I expect you’ll be hearing plenty more about Bathurst’s Buller Plateaux projects this year, so in this article I’ll focus on their other projects. What else has Bathurst got going on?

  • Bathurst’s second fast-track project is the North Rotowaro coal mine near Huntly. This is near to their existing Rotowaro mine, and if it goes ahead, would result in around a million tonnes of GHG emissions per year – so it is a substantial project that we’ll be working hard to oppose with the tools available to us.
  • Separately, they have started on a three-year project, called Waipuna West, to extend the existing Rotowaro mine.
  • Bathurst’s Maramarua mine, also in Waikato, has an existing M1 pit and an M2 pit that they’re going to be seeking resource consent for.
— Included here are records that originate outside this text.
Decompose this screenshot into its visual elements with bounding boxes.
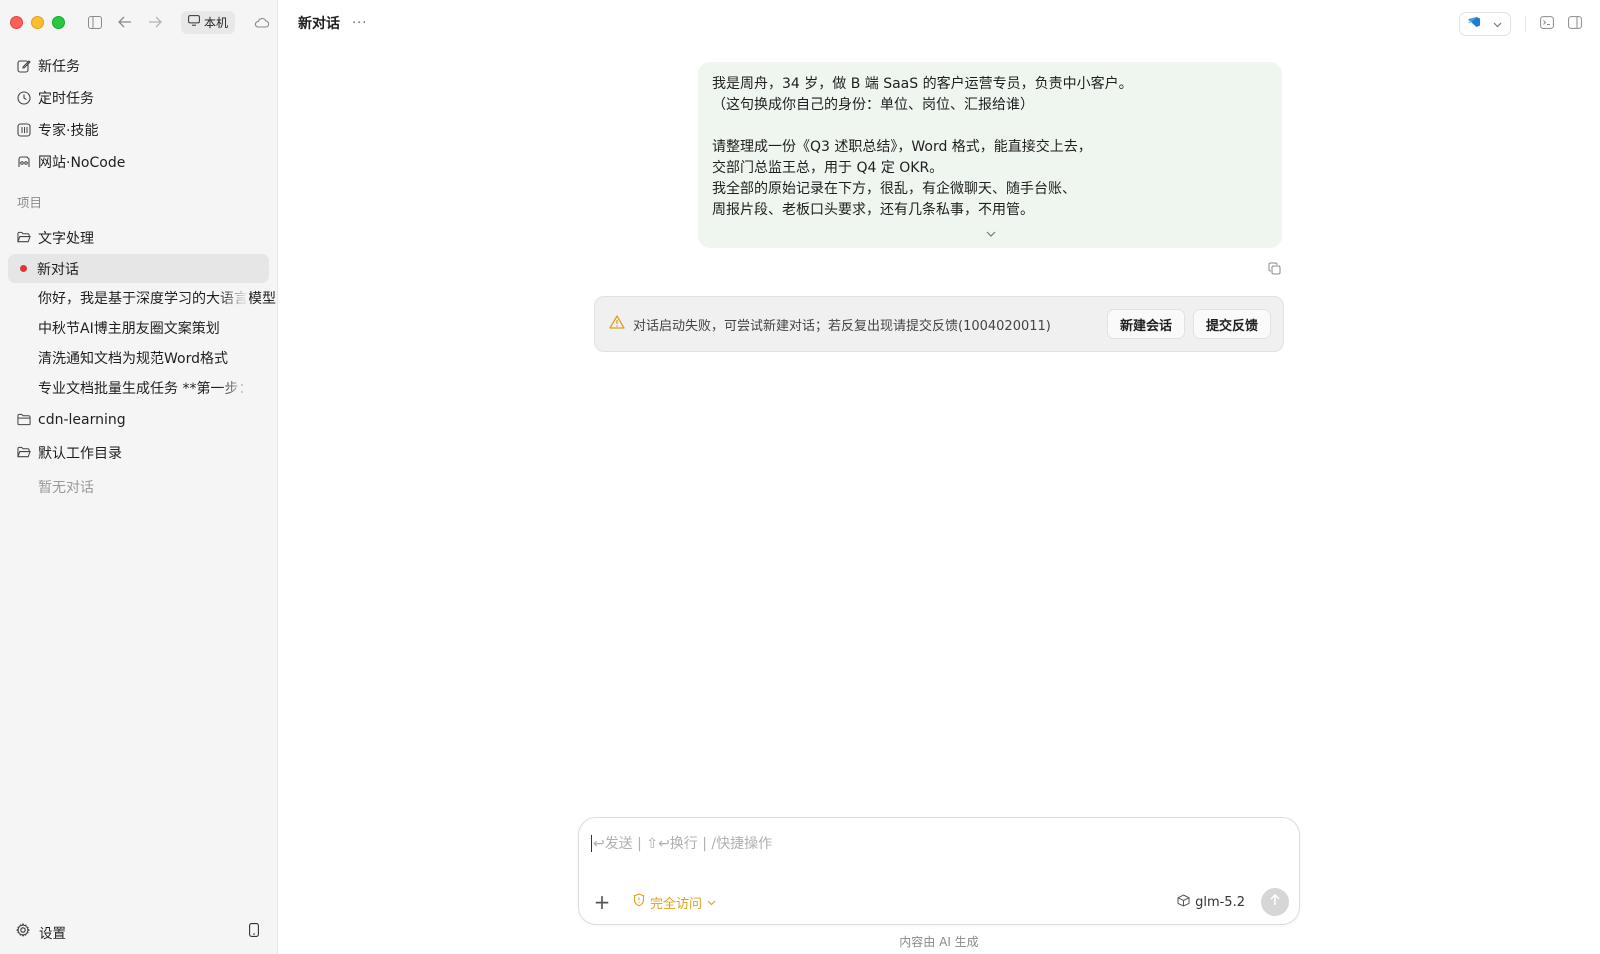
add-attachment-button[interactable]: + [593,890,611,914]
ai-generated-note: 内容由 AI 生成 [278,933,1600,950]
monitor-icon [188,15,200,29]
sidebar-item-scheduled-task[interactable]: 定时任务 [8,82,269,114]
model-selector[interactable]: glm-5.2 [1177,893,1245,911]
settings-button[interactable]: 设置 [16,922,66,942]
app-window: 本机 新任务 定时任务 专家·技能 网站·NoCode 项目 文字处理 新对话 … [0,0,1600,954]
empty-conversations-label: 暂无对话 [38,480,94,496]
vscode-icon [1468,16,1480,32]
window-controls [10,15,65,29]
terminal-icon[interactable] [1540,15,1554,33]
message-composer[interactable]: ↩发送 | ⇧↩换行 | /快捷操作 + 完全访问 glm-5.2 [578,817,1300,925]
access-mode-label: 完全访问 [650,896,703,912]
message-line: （这句换成你自己的身份：单位、岗位、汇报给谁） [712,97,1034,113]
skills-icon [17,123,31,137]
message-line: 交部门总监王总，用于 Q4 定 OKR。 [712,160,944,176]
location-label: 本机 [204,15,229,30]
gear-icon [16,923,30,941]
close-window-button[interactable] [10,15,23,29]
sidebar-item-nocode[interactable]: 网站·NoCode [8,146,269,178]
copy-icon[interactable] [1268,262,1281,279]
folder-label: cdn-learning [38,411,126,428]
main-panel: 新对话 ··· 我是周舟，34 岁，做 B 端 SaaS 的客户运营专员，负责中… [278,0,1600,954]
titlebar: 本机 [0,0,277,44]
conversation-label: 新对话 [37,261,79,278]
sidebar-item-label: 新任务 [38,59,80,75]
chevron-down-icon [707,895,716,910]
text-caret [591,834,592,852]
projects-section-label: 项目 [17,195,43,210]
expand-chevron-icon[interactable] [986,223,996,244]
conversation-label: 中秋节AI博主朋友圈文案策划 [38,321,220,337]
zoom-window-button[interactable] [52,15,65,29]
message-input[interactable]: ↩发送 | ⇧↩换行 | /快捷操作 [591,833,772,853]
submit-feedback-button[interactable]: 提交反馈 [1192,309,1271,339]
main-header: 新对话 ··· [278,0,1600,46]
clock-icon [17,91,31,105]
sidebar-item-skills[interactable]: 专家·技能 [8,114,269,146]
access-mode-dropdown[interactable]: 完全访问 [633,893,716,912]
conversation-label: 清洗通知文档为规范Word格式 [38,351,228,367]
message-line: 周报片段、老板口头要求，还有几条私事，不用管。 [712,202,1034,218]
sidebar-item-label: 网站·NoCode [38,155,126,171]
sidebar: 本机 新任务 定时任务 专家·技能 网站·NoCode 项目 文字处理 新对话 … [0,0,278,954]
folder-label: 默认工作目录 [38,445,122,462]
warning-icon [609,315,625,333]
folder-icon [17,413,31,427]
new-session-button[interactable]: 新建会话 [1106,309,1185,339]
sidebar-item-label: 定时任务 [38,91,94,107]
sidebar-item-label: 专家·技能 [38,123,99,139]
send-button[interactable] [1261,888,1289,916]
ai-note-text: 内容由 AI 生成 [899,935,979,949]
sidebar-nav: 新任务 定时任务 专家·技能 网站·NoCode [0,44,277,178]
conversation-active[interactable]: 新对话 [8,254,269,283]
composer-toolbar: + 完全访问 glm-5.2 [593,888,1289,916]
edit-icon [17,59,31,73]
folder-cdn-learning[interactable]: cdn-learning [0,403,277,436]
folder-open-icon [17,231,31,245]
error-banner: 对话启动失败，可尝试新建对话；若反复出现请提交反馈(1004020011) 新建… [594,296,1284,352]
folder-text-processing[interactable]: 文字处理 [0,221,277,254]
cloud-icon[interactable] [253,14,269,30]
model-label: glm-5.2 [1195,894,1245,910]
error-message: 对话启动失败，可尝试新建对话；若反复出现请提交反馈(1004020011) [633,318,1051,334]
minimize-window-button[interactable] [31,15,44,29]
conversation-item[interactable]: 你好，我是基于深度学习的大语言模型 [0,283,277,313]
header-actions [1459,12,1582,36]
message-line: 请整理成一份《Q3 述职总结》，Word 格式，能直接交上去， [712,139,1092,155]
chevron-down-icon [1493,17,1502,32]
forward-arrow-icon[interactable] [147,14,163,30]
back-arrow-icon[interactable] [117,14,133,30]
sidebar-item-new-task[interactable]: 新任务 [8,50,269,82]
conversation-item[interactable]: 专业文档批量生成任务 **第一步： [0,373,277,403]
shield-icon [633,893,645,911]
page-title: 新对话 [298,16,340,32]
nocode-icon [17,155,31,169]
location-local-chip[interactable]: 本机 [181,10,236,34]
folder-label: 文字处理 [38,230,94,247]
settings-label: 设置 [39,926,66,942]
message-line [712,116,1268,137]
more-options-button[interactable]: ··· [352,16,367,31]
message-line: 我全部的原始记录在下方，很乱，有企微聊天、随手台账、 [712,181,1076,197]
cube-icon [1177,893,1190,911]
user-message-bubble: 我是周舟，34 岁，做 B 端 SaaS 的客户运营专员，负责中小客户。 （这句… [698,62,1282,248]
sidebar-footer: 设置 [0,910,277,954]
active-dot-icon [20,265,27,272]
conversation-item[interactable]: 清洗通知文档为规范Word格式 [0,343,277,373]
phone-icon[interactable] [249,923,259,941]
folder-open-icon [17,446,31,460]
input-placeholder: ↩发送 | ⇧↩换行 | /快捷操作 [593,836,773,852]
message-line: 我是周舟，34 岁，做 B 端 SaaS 的客户运营专员，负责中小客户。 [712,76,1133,92]
arrow-up-icon [1270,893,1280,910]
panel-toggle-icon[interactable] [1568,15,1582,33]
folder-default-dir[interactable]: 默认工作目录 [0,436,277,469]
sidebar-toggle-icon[interactable] [87,14,103,30]
conversation-item[interactable]: 中秋节AI博主朋友圈文案策划 [0,313,277,343]
open-in-editor-dropdown[interactable] [1459,12,1511,36]
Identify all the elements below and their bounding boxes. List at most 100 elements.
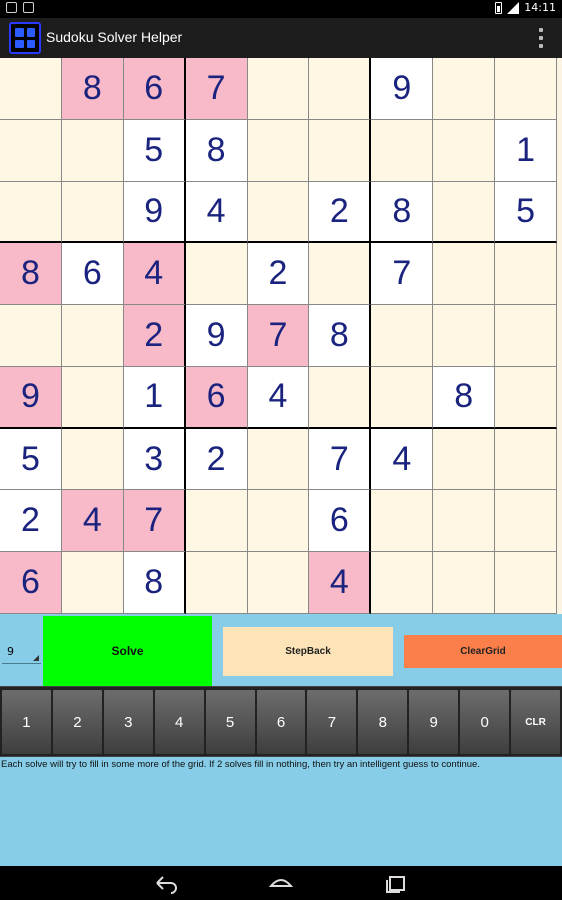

There is a long and distinguished history of protest against coal mining at Maramarua.
  • Their other North Island facility is their corporate head office at 1 Willeston St, Wellington, just a well-fed post-lunch stroll down from delivering personally-labelled lumps of coal to the Beehive.

Turning to Te Waipounamu, besides its big investment in the Buller Plateau, Bathurst has the Takitimu mine in Southland. Takitimu is due to close in the 2027 fiscal year, and we are currently trying to establish whether, in the light of the decline in South Island thermal coal use, Bathurst is planning to go ahead with the possible nearby New Brighton mine, which Forest and Bird has taken legal action against.

Bathurst has more corporate offices in Christchurch, a large coal yard in Washdyke, Timaru which appears from aerial photos to be exposed to the open air.

The Bathurst commercial “ecosystem” is, to put it mildly, a target-rich environment for both lawyers and activists – and just in case you thought Bathurst didn’t have enough appetite for risk, they are also trying to develop two large coal mines in that latest of geopolitical hotspots, Canada.

Right now, Bathurst Resources is a bit like Gollum. They can see the ring. They wants it, precious, yes they does. But it isn’t quite in their grasp yet. It would be such a pity if a crew of Eowyns and Frodos and Aragorns were to rise up, stand against them, and send them falling into the Mount Doom of failed companies and melted corporate dreams.